DschinDschin, Monday, 15.10.2007, 00:58 (vor 6641 Tagen) @ Chato

Das ist alles nur Folge des Fortschritts unserer Freiheit, Dschindschin.
Die ständige Zunahme der Freiheit steigert unsere Unabhängigkeit
voneinander immer weiter, so daß wir einander immer weniger benötigen.
Wenn wir erst einmal ganz frei sein werden - viel daran fehlt nicht
mehr! - dann werden wir einander überhaupt nicht mehr brauchen. Dann
gibt es alles für jeden zu gleichen Preisen. Der
perfekte "Homeservice" sozusagen: Es existiert nichts weiter als das Ich,
seine Bedürfnisse und deren Befriedigung - und sonst überhaupt nichts
mehr. Warum?
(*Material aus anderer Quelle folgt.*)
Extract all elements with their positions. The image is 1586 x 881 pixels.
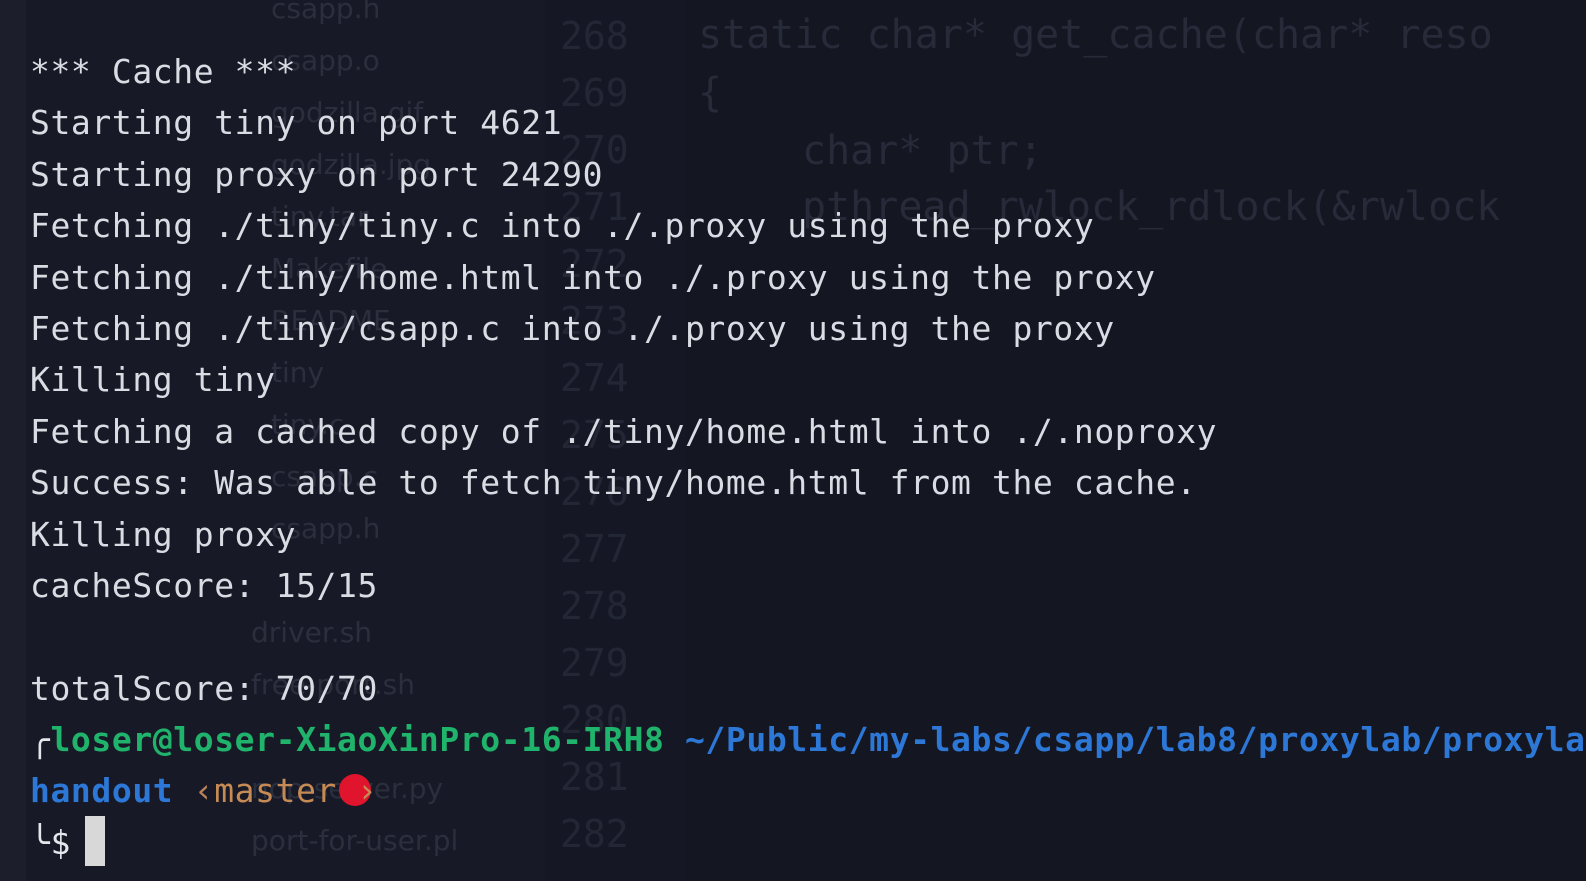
output-line: Starting tiny on port 4621 xyxy=(30,103,563,143)
activity-bar xyxy=(0,0,26,881)
output-line: Fetching ./tiny/csapp.c into ./.proxy us… xyxy=(30,308,1115,348)
output-line: Fetching ./tiny/tiny.c into ./.proxy usi… xyxy=(30,206,1095,246)
prompt-cwd: ~/Public/my-labs/csapp/lab8/proxylab/pro… xyxy=(684,720,1586,760)
prompt-user-host: loser@loser-XiaoXinPro-16-IRH8 xyxy=(50,720,665,760)
prompt-branch-line: handout ‹master › xyxy=(30,765,1586,816)
output-line: totalScore: 70/70 xyxy=(30,668,378,708)
prompt-symbol: $ xyxy=(50,822,71,862)
output-line: Killing proxy xyxy=(30,514,297,554)
output-line: cacheScore: 15/15 xyxy=(30,565,378,605)
output-line: Fetching a cached copy of ./tiny/home.ht… xyxy=(30,411,1218,451)
prompt-corner-bottom: ╰ xyxy=(30,822,51,862)
output-line: Fetching ./tiny/home.html into ./.proxy … xyxy=(30,257,1156,297)
output-line: Killing tiny xyxy=(30,360,276,400)
prompt-cwd-continued: handout xyxy=(30,771,174,811)
git-branch: master xyxy=(214,771,338,811)
git-branch-open: ‹ xyxy=(193,771,215,811)
explorer-file: csapp.h xyxy=(271,0,381,25)
output-line: *** Cache *** xyxy=(30,52,297,91)
prompt-header: ╭loser@loser-XiaoXinPro-16-IRH8 ~/Public… xyxy=(30,714,1586,765)
output-line: Starting proxy on port 24290 xyxy=(30,154,604,194)
output-line: Success: Was able to fetch tiny/home.htm… xyxy=(30,463,1197,503)
terminal-output[interactable]: *** Cache *** Starting tiny on port 4621… xyxy=(30,46,1586,881)
prompt-corner-top: ╭ xyxy=(30,720,51,760)
prompt-input-line[interactable]: ╰$ xyxy=(30,816,1586,868)
text-cursor[interactable] xyxy=(84,816,105,867)
git-branch-close: › xyxy=(357,771,378,811)
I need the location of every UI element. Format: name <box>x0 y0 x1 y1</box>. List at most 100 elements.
Weil jedes und jeder andere die persönliche Freiheit
einschränken würde.

Das Bedürfnis, mehr haben zu wollen, als seine Bedürfnisse, und inneren
Frieden darin zu finden, daß es Größeres gibt, als der eigenen Bedürfnisse
Befriedigung, wird folgerichtig als Bedrohung der allgemeinen Freiheit
aufgefaßt werden und logischerweise verboten (dies ist die
seelische Triebkraft des heutigen Totalitarismus!). Wer dann etwa noch so
etwas zu schreiben wagte, wie Jenny Erpenbeck heute in der ehemaligen
F.A.Z., gälte mit derselben Gewißheit als Freiheitsbedrohung aus dem
Gestern, wie heute als Nationalsozialistin zu gelten hat, wer "Autobahn"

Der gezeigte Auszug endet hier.